On GitHub, the HTML representation is unable to render, please try loading this page with nbviewer.org.

Finally, make predictions and evaluate the model performance:

# Predictions
y_pred = gbm.predict(X_test)

# Evaluate
mse = mean_squared_error(y_test, y_pred)
print(f"Test MSE: {mse:.4f}")

Test MSE: 0.2697

9.2.4 XGBoost: Extreme Gradient Boosting

XGBoost is a scalable and efficient implementation of gradient-boosted decision trees (Chen & Guestrin, 2016). It has become one of the most widely used machine learning methods for structured data due to its high predictive performance, regularization capabilities, and speed. XGBoost builds an ensemble of decision trees in a stage-wise fashion, minimizing a regularized objective that balances training loss and model complexity.

The core idea of XGBoost is to fit each new tree to the gradient of the loss function with respect to the model’s predictions. Unlike traditional boosting algorithms like AdaBoost, which use only first-order gradients, XGBoost optionally uses second-order derivatives (Hessians), enabling better convergence and stability (Friedman, 2001).

XGBoost is widely used in data science competitions and real-world applications.
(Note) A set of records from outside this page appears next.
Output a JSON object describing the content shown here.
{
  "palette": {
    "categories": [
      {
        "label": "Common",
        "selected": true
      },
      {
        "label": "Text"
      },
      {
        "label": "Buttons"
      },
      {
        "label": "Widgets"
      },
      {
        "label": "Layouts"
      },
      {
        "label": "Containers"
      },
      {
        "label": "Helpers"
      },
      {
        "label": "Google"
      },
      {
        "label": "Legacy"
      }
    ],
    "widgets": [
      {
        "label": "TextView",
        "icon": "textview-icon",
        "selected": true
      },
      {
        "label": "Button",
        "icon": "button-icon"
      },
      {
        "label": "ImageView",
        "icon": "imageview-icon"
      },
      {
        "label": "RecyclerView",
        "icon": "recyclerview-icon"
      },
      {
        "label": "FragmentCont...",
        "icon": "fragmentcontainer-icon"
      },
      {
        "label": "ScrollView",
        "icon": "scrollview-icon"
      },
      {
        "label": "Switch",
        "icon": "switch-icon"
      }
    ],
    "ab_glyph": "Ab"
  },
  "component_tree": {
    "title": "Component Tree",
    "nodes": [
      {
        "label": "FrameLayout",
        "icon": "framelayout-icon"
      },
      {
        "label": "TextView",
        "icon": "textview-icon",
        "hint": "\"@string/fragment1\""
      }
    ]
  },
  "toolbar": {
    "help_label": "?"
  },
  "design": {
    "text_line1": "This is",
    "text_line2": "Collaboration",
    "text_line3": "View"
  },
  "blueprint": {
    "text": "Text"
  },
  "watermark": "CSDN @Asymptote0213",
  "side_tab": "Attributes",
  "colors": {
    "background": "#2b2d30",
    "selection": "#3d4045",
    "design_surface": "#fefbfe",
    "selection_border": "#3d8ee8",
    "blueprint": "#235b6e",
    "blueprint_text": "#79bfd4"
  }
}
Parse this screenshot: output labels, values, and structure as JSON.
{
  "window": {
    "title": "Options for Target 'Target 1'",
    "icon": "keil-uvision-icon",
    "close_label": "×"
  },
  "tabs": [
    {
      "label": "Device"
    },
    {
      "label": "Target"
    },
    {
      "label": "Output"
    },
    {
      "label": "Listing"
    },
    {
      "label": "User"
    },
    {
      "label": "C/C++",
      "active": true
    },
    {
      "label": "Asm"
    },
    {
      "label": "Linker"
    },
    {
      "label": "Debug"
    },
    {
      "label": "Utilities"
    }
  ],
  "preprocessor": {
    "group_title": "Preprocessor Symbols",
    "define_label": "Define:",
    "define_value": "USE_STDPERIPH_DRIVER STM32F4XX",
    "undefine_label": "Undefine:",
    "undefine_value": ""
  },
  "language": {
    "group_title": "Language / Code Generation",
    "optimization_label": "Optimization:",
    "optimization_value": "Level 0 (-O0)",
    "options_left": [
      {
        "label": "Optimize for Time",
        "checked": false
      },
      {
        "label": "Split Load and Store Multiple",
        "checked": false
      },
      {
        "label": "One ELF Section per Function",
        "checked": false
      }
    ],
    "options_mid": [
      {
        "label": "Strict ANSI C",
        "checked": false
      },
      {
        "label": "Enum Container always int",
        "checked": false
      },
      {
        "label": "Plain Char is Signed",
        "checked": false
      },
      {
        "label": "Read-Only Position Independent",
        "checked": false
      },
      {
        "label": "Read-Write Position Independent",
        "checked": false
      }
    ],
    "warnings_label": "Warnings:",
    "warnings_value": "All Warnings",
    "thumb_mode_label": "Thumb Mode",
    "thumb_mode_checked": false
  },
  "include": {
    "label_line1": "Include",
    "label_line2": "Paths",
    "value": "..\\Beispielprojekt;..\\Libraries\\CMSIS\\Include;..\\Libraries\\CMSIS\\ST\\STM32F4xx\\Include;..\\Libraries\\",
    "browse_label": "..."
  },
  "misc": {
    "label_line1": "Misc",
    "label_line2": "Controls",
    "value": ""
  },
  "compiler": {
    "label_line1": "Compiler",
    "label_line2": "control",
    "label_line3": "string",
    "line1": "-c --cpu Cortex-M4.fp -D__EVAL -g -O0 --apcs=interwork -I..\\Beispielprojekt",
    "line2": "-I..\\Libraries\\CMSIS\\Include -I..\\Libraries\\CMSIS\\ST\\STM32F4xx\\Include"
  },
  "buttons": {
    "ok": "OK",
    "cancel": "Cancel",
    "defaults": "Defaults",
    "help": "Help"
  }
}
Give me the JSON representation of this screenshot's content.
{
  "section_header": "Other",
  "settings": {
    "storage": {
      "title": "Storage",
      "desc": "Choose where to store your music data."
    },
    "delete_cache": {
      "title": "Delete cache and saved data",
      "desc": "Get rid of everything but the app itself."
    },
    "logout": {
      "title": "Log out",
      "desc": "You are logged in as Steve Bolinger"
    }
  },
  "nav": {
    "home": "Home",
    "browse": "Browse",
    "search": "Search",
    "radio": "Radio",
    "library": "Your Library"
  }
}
It supports regularization (L1 and L2), handles missing values internally, and is designed for distributed computing.

XGBoost builds upon the same foundational idea as gradient boosted machines—sequentially adding trees to improve the predictive model— but introduces a number of enhancements:

Aspect	Traditional GBM	XGBoost
Implementation	Basic gradient boosting	Optimized, regularized boosting
Regularization	Shrinkage only	L1 and L2 regularization
Loss Optimization	First-order gradients	First- and second-order
Missing Data	Requires manual imputation	Handled automatically
Tree Construction	Depth-wise	Level-wise (faster)
Parallelization	Limited	Built-in
Sparsity Handling	No	Yes
Objective Functions	Few options	Custom supported
Cross-validation	External via `GridSearchCV`	Built-in `xgb.cv`

XGBoost is therefore more suitable for large-scale problems and provides better generalization performance in many practical tasks.